Since Thorne’s parents both died when she was a teenager, she couldn’t rely on support from grandparents. She ended up selling her home and relocating to get Herb through the first few years of childcare. Now, she meticulously manages her budget, foregoing luxuries and holidays, to keep them both safe and happy.
Several times she points out that her solo parenthood journey is one of privilege. “I was only able to do this because I owned a house,” she says. “And, really, going into this, I hadn’t worked it out financially enough. People think that the emotional realities of raising a kid alone are the hardest, but it’s the practicalities most of the time. To be honest, I’m thrilled I didn’t look into it, as I might not have done it. What you have to remember is that it always works out – it has, and it does.”
Thorne, now 44, is more able to manage since she owns her own design agency which affords her flexible hours. She’s also written a book about her experiences Liv’s Alone: Amateur Adventures in Solo Motherhood. Finding community in solo parenting has been the biggest help to her, she says, and Johnson agrees.
“Other solo parents understand your situation so well that you immediately get a deep connection with people,” explains Johnson, who runs a podcast and support groups for people considering this path to parenthood. “And we all support each other. We go on holidays together; I do an annual camping trip that, last year, had 25 solo parents on it. We do Christmas together – because I’ve had to let people in and ask for help, I’ve created this huge support network around me. It’s brilliant, and really good for Daisy.”

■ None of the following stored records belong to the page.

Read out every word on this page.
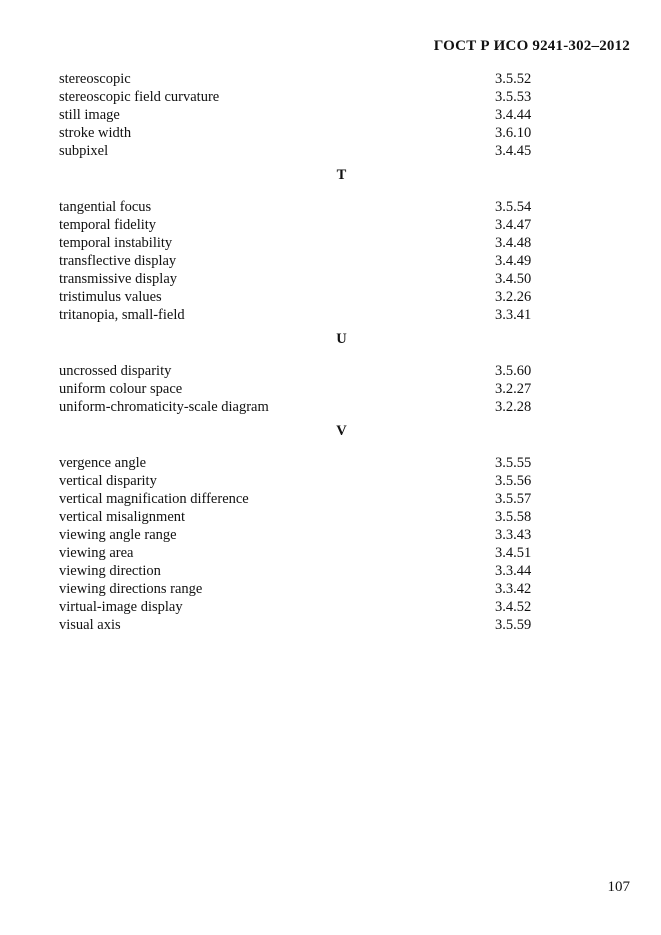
ГОСТ Р ИСО 9241-302–2012
stereoscopic	3.5.52
stereoscopic field curvature	3.5.53
still image	3.4.44
stroke width	3.6.10
subpixel	3.4.45
T
tangential focus	3.5.54
temporal fidelity	3.4.47
temporal instability	3.4.48
transflective display	3.4.49
transmissive display	3.4.50
tristimulus values	3.2.26
tritanopia, small-field	3.3.41
U
uncrossed disparity	3.5.60
uniform colour space	3.2.27
uniform-chromaticity-scale diagram	3.2.28
V
vergence angle	3.5.55
vertical disparity	3.5.56
vertical magnification difference	3.5.57
vertical misalignment	3.5.58
viewing angle range	3.3.43
viewing area	3.4.51
viewing direction	3.3.44
viewing directions range	3.3.42
virtual-image display	3.4.52
visual axis	3.5.59
107
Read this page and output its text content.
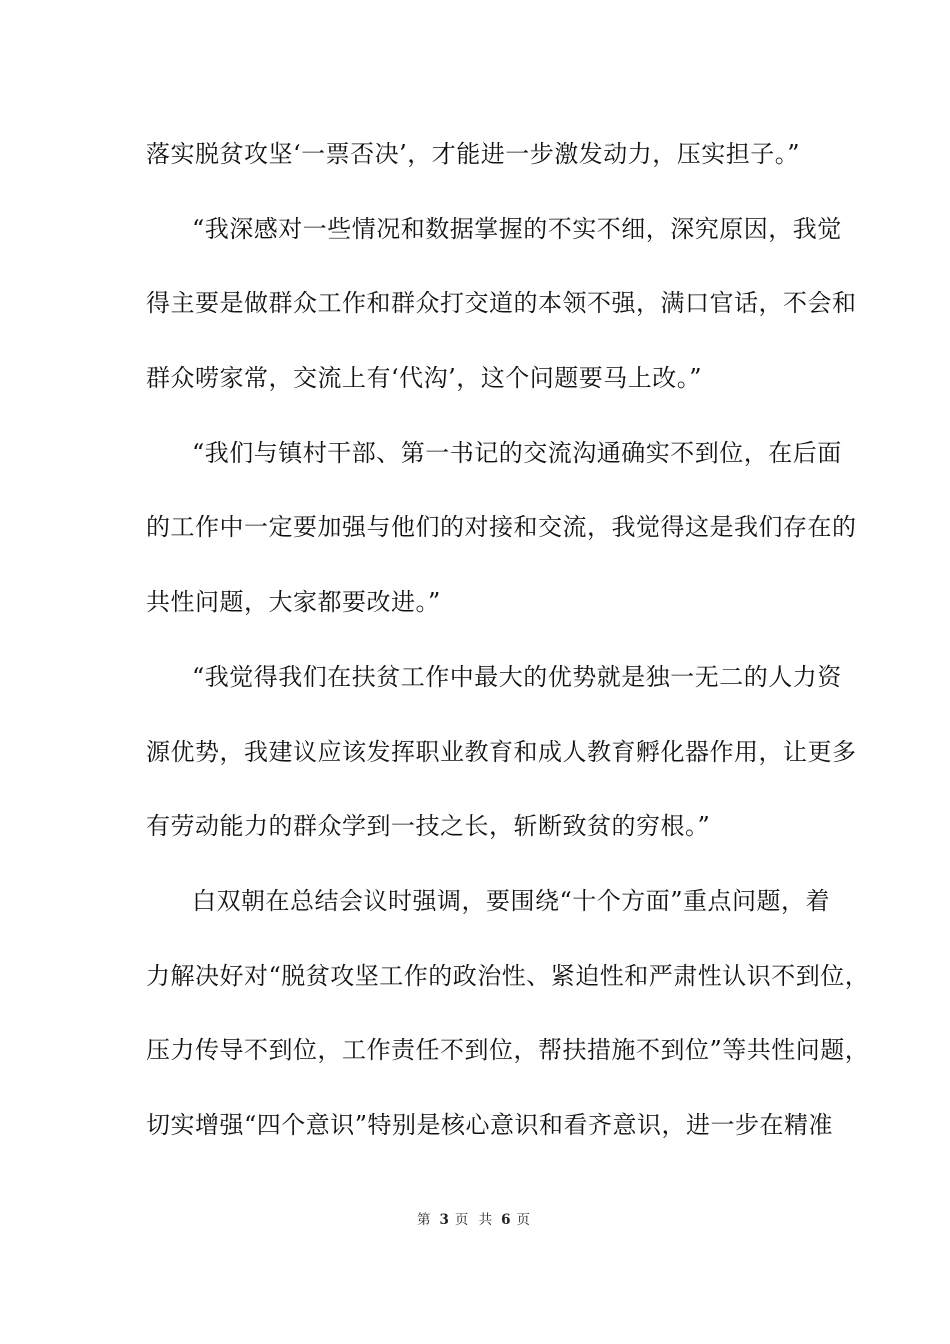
落实脱贫攻坚‘一票否决’，才能进一步激发动力，压实担子。”
“我深感对一些情况和数据掌握的不实不细，深究原因，我觉
得主要是做群众工作和群众打交道的本领不强，满口官话，不会和
群众唠家常，交流上有‘代沟’，这个问题要马上改。”
“我们与镇村干部、第一书记的交流沟通确实不到位，在后面
的工作中一定要加强与他们的对接和交流，我觉得这是我们存在的
共性问题，大家都要改进。”
“我觉得我们在扶贫工作中最大的优势就是独一无二的人力资
源优势，我建议应该发挥职业教育和成人教育孵化器作用，让更多
有劳动能力的群众学到一技之长，斩断致贫的穷根。”
白双朝在总结会议时强调，要围绕“十个方面”重点问题，着
力解决好对“脱贫攻坚工作的政治性、紧迫性和严肃性认识不到位，
压力传导不到位，工作责任不到位，帮扶措施不到位”等共性问题，
切实增强“四个意识”特别是核心意识和看齐意识，进一步在精准
第 3 页 共 6 页
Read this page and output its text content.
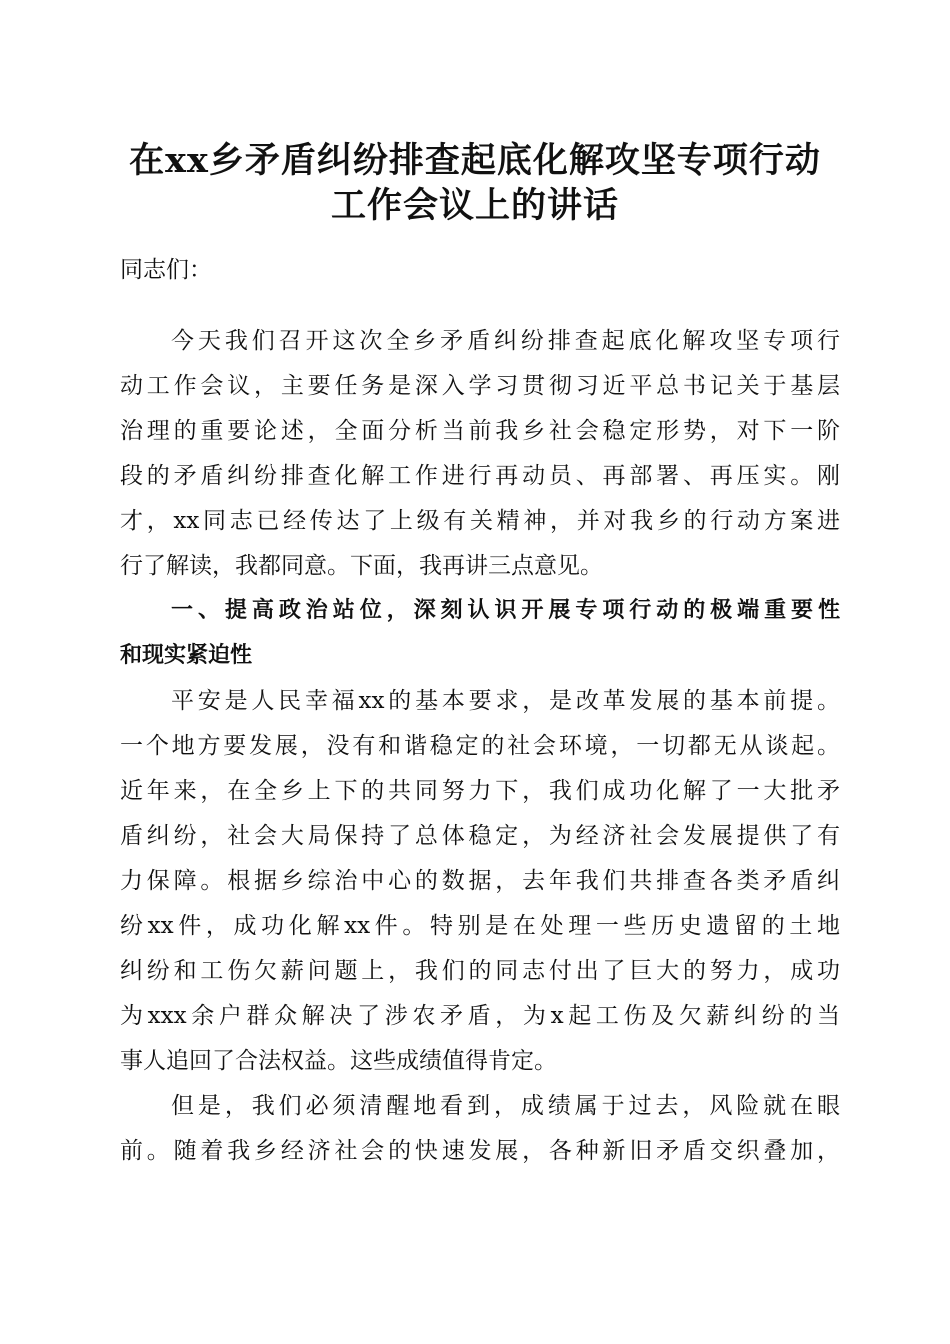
在xx乡矛盾纠纷排查起底化解攻坚专项行动
工作会议上的讲话

同志们：

今天我们召开这次全乡矛盾纠纷排查起底化解攻坚专项行

动工作会议，主要任务是深入学习贯彻习近平总书记关于基层

治理的重要论述，全面分析当前我乡社会稳定形势，对下一阶

段的矛盾纠纷排查化解工作进行再动员、再部署、再压实。刚

才，xx同志已经传达了上级有关精神，并对我乡的行动方案进

行了解读，我都同意。下面，我再讲三点意见。

一、提高政治站位，深刻认识开展专项行动的极端重要性

和现实紧迫性

平安是人民幸福xx的基本要求，是改革发展的基本前提。

一个地方要发展，没有和谐稳定的社会环境，一切都无从谈起。

近年来，在全乡上下的共同努力下，我们成功化解了一大批矛

盾纠纷，社会大局保持了总体稳定，为经济社会发展提供了有

力保障。根据乡综治中心的数据，去年我们共排查各类矛盾纠

纷xx件，成功化解xx件。特别是在处理一些历史遗留的土地

纠纷和工伤欠薪问题上，我们的同志付出了巨大的努力，成功

为xxx余户群众解决了涉农矛盾，为x起工伤及欠薪纠纷的当

事人追回了合法权益。这些成绩值得肯定。

但是，我们必须清醒地看到，成绩属于过去，风险就在眼

前。随着我乡经济社会的快速发展，各种新旧矛盾交织叠加，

Daisy is now six, and Herb seven – both are fully aware of how they came into the world, and unquestioning of their unorthodox family setup. Thorne says that she asked Herb a couple of weeks ago if anyone ever asks about his parents at school. “He said he just tells them, ‘I don’t have a dad, I had a donor’, and walks off. He knows everything – I never want him to think that how he came into the world is some dirty little secret, or something to be ashamed of.”
Neither family has any regrets. Both mums are calling for more fertility treatment for single women to be made available on the NHS – currently, it’s almost impossible. And they want other potential mothers to know that the fairytale can still come true. It just might look a little different.
“I had such a hard time letting go of the fairytale,” Johnson says. “I watched far too many romcoms in my twenties – that happily ever after was so embedded in me, almost without me realising. I wish I’d been able to let go of what it ‘should be’ to embrace a different way much earlier and that I’d been able to see others before me thrive in this situation.
“Then I wouldn’t have spent so much of my thirties worrying about it. I’d have been living in all this joy instead.”